CHARLES MOORE WRITES IN THE TELEGRAPH THAT IT IS THE HAWKS WHO ARE AHEAD OF THE CURVE:

Every time I go to Washington – I returned from there this week – I find a seriousness and depth of thought about terror, the Middle East and the nature of power that, whether one agrees with it or not, is not matched by an alternative vision this side of the Atlantic.

As long ago as the 1980s, thinkers such as Andrew Marshall, the head of the Office of Net Assessment in the Pentagon, were predicting the global re-ordering that would follow the end of the Cold War. They spoke of what has been termed the “revolution in military affairs”, in which technology mattered much more for Western superiority, and the enemies of the West, unable to win any spending race, would resort increasingly to terrorism. . . .

It followed from all this that the hawks were the only Westerners not surprised by September 11. The attacks that day fitted with how they thought the world was going, and they were therefore ready with the analysis and with the counter-attack. The “war against terrorism” and the “axis of evil” were not mere phrases – they were formulations of doctrine.

Because the hawks are so dark in their view of what is happening, European elites make two mistakes about them. The first is to suppose they are “gung-ho” and rush unilaterally into action. This is not so.

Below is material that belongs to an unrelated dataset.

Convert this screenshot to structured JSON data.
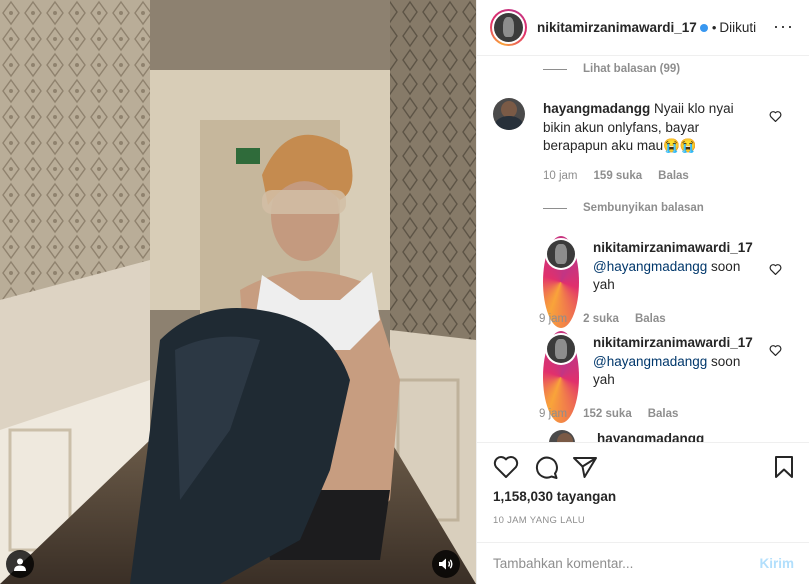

President Bush got Nato and the world behind him before the attack on Afghanistan, and yesterday’s performance by Mr Powell was only the latest whirl in a long diplomatic dance with the UN that, he hopes, will at last sweep even the French off their feet. Yes, America reserves its right to act unilaterally, but it bases its policy on the paradox that it is only by convincing people of your readiness to be unilateral that you can win multilateral support. . . .

To the European cynic, an Iraqi leader such as the head of the Iraqi National Congress, Ahmed Chalabi, who shares Western values, is a mere “saloniste”. To the hopeful hawk, he is a big step in the right direction. And if Iraq can be reborn, the same optimist reasons, something similar might start to happen in all the broken polities of the Islamic world.

Is some of this rather starry-eyed? Perhaps. Is it a rhetoric that seeks to justify in moral terms the bald assertion of American power? Certainly. But if the conflict is between extremists who hate the West and want to destroy it and the political and cultural values that all European nations claim to share, why is it so wrong? And what, Jacques Chirac and Gerhard Schroder, is the alternative?

The rest of the article is far from a claim that the hawks have everything right. But it does point out that failing to engage their ideas (what, those papier-mache statues of Bush don’t count?) is foolish and unserious.

JEFF JARVIS IS SUCCINCT: “Let’s get this straight: Sex sells. Sex is fun. Sex is good. Gotta problem with that? Then you’re the freak, geek.”

UPDATE: Justin Katz responds.

“VA. TROOPER SHOT, ONE KILLED DURING WATER CONTAMINATION PROBE:” I wonder if there’s more to this story than we’re getting.

UPDATE: Here’s another story, though it’s still unclear exactly what was going on.

COMPUTING GRIDS, SMALLPOX, AND YOU: The Bloviator has an interesting item on efforts to mobilize computing power to find a new treatment for smallpox. Very interesting. It’s kind of like SETI@Home, though I hope that the marketing guys are smart enough not to name it “Smallpox@Home.”

THE THEORY THAT THE COLUMBIA WAS HIT BY A METEOR — or a piece of space debris — is not implausible, but I doubt it’s the most likely explanation. As between the two, the odds favor debris; in Low Earth Orbit there’s about twice as much manmade debris as natural meteor flux.

But assuming the impact occurred during re-entry, the Shuttle was a bit low for that. It would have had to collide with something that was re-entering (or in the case of a meteorite, just entering) the atmosphere at the same time, which is far less likely than an on-orbit collision.

DON MCARTHUR has noticed yet another invasion of Internet privacy. I may amend my Terms of Use to specify that such ‘bots are unauthorized and their users subject to suit for theft of services.